One afternoon in Philadelphia, when we had once again scheduled an interview and he had once again vanished, I found out he had gone to a school for children with cerebral palsy. Along with Pegi, Young is a major supporter of such a school in California, and during tours he often arranges for young people with the disease to see the shows. I was annoyed that I hadn't been with him to get the scene at the school for the story; in true Neil Young fashion, it even happened during a full moon, when an elevator at the school suddenly malfunctioned and the singer hovered for several precarious minutes between floors. But then it occurred to me that 99 out of 100 rock stars would have jumped at the chance to drag me along and put their humanitarianism on display, and that like so much else with Young, maybe this was private, too.

And sometimes, you know, he just wings it. Sometimes it's not a matter of a personal code (which he obviously has), or a Machiavellian ploy (of which he's clearly capable); it's a matter of impulse. Standing in the middle of a shopping-center parking lot on the highway to Cleveland, waiting for the bus to refuel, Young is talking about spending some time with his family after the tour on the volcanic Big Island of Hawaii, when a young woman pulls up in a pickup truck. She leans over and rolls down the window on the passenger side, and on her face is the disbelief of her own eyes. "Are you who I think you are?" she asks.

"Who do you think I am?" he says.

"Are you Neil Young?

"Yeah," he finally answers.

Suspended between astonishment and opportunity, she sputters, "Would you sign your name for me?"

She scrambles to find something for him to write on - a beer coaster, a highway map, a gas receipt. There's a pause that seems longer than it probably is, and who knows what he's thinking; of course I'm remembering the autograph hound outside the hotel in Philadelphia. Now this woman in a pickup truck on her way to get her kid from school maybe, or coming home from a job waiting on tables, in the middle of a Wal-Mart parking lot that everybody knows is nowhere, happens to peer through her windshield to see, standing over on a small square of grass waiting for his dog to relieve himself, the full-moon genius of rock 'n' roll. And then she makes two decisions: the first, to have faith in what her eyes tell her; and the second, to confront it.

"Sure," he says. He steps up to the truck, leans in and scrawls his name on whatever she has offered him, a gut reaction to the purity of her wonder; and then as she drives away, with a story she'll tell for the next 50 years, he goes back to contemplating volcanoes and the sea, and the tropical winds where utopia and anarchy converge.

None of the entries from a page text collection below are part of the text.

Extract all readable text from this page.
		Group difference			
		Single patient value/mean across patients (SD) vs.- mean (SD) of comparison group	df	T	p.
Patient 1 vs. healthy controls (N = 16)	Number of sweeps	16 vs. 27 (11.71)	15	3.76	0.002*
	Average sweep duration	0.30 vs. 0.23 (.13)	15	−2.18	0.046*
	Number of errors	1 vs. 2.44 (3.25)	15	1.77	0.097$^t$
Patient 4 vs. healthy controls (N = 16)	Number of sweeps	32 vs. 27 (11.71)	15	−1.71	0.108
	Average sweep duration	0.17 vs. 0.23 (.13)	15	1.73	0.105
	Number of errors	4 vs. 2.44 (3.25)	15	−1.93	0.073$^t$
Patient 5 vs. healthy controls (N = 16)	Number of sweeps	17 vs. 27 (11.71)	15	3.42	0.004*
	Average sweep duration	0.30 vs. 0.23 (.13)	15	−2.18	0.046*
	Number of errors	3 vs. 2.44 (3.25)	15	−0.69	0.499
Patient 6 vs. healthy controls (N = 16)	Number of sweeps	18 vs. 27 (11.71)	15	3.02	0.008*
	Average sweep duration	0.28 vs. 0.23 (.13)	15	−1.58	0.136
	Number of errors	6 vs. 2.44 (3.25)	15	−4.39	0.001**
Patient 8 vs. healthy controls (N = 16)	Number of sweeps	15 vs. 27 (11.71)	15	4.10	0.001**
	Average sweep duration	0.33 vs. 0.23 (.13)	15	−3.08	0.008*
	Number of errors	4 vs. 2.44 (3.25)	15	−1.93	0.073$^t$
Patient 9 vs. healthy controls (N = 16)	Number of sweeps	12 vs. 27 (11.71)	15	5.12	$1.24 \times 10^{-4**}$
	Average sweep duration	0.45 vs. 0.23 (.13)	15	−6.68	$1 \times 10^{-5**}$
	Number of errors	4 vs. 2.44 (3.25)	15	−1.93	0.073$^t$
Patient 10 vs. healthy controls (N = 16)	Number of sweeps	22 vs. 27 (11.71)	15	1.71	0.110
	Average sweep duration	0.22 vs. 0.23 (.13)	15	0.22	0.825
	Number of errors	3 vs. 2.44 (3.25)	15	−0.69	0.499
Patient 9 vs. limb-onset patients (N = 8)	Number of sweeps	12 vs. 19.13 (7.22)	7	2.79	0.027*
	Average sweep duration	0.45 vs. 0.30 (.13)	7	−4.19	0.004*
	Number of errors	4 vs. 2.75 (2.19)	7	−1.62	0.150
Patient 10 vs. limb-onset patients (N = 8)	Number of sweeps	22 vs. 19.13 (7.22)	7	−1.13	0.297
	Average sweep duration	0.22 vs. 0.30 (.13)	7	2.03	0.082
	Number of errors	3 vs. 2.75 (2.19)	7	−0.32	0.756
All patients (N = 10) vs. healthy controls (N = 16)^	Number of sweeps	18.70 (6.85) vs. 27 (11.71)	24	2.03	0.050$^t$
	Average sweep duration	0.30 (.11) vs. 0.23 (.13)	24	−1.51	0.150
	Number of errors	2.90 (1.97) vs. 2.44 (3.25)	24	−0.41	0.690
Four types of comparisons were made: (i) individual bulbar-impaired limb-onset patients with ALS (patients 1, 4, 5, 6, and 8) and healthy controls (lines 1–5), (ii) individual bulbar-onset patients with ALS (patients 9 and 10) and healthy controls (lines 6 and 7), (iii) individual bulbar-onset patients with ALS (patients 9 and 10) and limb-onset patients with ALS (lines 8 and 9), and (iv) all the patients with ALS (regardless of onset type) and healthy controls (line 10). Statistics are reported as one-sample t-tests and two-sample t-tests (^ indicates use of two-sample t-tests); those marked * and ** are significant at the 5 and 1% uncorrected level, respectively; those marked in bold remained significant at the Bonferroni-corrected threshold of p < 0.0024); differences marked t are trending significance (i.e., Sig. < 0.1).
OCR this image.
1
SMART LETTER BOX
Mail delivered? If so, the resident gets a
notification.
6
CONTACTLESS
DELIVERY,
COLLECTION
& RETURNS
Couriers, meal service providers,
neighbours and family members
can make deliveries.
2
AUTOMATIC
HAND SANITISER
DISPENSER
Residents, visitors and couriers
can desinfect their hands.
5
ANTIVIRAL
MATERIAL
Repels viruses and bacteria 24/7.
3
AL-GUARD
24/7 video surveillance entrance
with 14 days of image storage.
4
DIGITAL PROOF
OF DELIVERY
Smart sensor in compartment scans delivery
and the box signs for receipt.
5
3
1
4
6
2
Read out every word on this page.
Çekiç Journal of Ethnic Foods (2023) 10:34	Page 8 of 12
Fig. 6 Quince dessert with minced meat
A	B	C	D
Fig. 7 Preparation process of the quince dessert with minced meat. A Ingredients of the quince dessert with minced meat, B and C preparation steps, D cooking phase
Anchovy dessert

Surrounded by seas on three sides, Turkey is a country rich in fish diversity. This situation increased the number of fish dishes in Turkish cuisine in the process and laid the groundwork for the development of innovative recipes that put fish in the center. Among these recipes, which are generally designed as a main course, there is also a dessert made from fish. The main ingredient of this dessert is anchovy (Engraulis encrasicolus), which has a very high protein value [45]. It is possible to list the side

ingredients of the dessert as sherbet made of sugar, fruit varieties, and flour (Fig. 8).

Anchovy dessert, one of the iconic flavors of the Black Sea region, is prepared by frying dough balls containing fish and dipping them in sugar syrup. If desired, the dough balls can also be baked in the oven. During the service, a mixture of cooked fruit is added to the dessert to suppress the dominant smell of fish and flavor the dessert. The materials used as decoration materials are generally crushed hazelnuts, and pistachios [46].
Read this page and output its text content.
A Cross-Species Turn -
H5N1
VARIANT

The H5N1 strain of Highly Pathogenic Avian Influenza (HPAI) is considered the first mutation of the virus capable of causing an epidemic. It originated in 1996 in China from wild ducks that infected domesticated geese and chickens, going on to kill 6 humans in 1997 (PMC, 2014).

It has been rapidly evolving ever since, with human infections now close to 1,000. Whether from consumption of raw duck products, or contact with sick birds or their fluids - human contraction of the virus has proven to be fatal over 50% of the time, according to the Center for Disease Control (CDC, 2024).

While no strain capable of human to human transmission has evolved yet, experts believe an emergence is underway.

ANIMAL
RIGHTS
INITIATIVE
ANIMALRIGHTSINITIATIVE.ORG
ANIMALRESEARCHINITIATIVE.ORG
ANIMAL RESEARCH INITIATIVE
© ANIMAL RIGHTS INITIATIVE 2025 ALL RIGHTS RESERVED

As he now seems eternally young, in earlier days Young was old before his time. "I'm getting old," he sang in his most famous song, Heart of Gold, written when he was 24. In Phoenix, after another show, as the others in the band celebrate with friends backstage, Young sits alone in a dark, hushed room with a few candles burning low nearby, nursing his back with an ice pack; he seems every one of his 54 years. Earlier onstage he lost himself in a deranged Down by the River as he had with Rockin' in the Free World in Philadelphia, the Man That Time Forgot shredding time to ribbons. But back here in the dark he's the Man That Time Remembers, and it's remembering him in his lower back.

So for a while we make small talk that he probably finds more awkward than his graciousness allows him to admit. And then I finally leave, after he has just "slammed "one more time through the wall of age, the wall of fear, the wall of passion, to the end of the night. As if you ever doubted it for a moment, he loves to go through the wall, beyond the end of notes.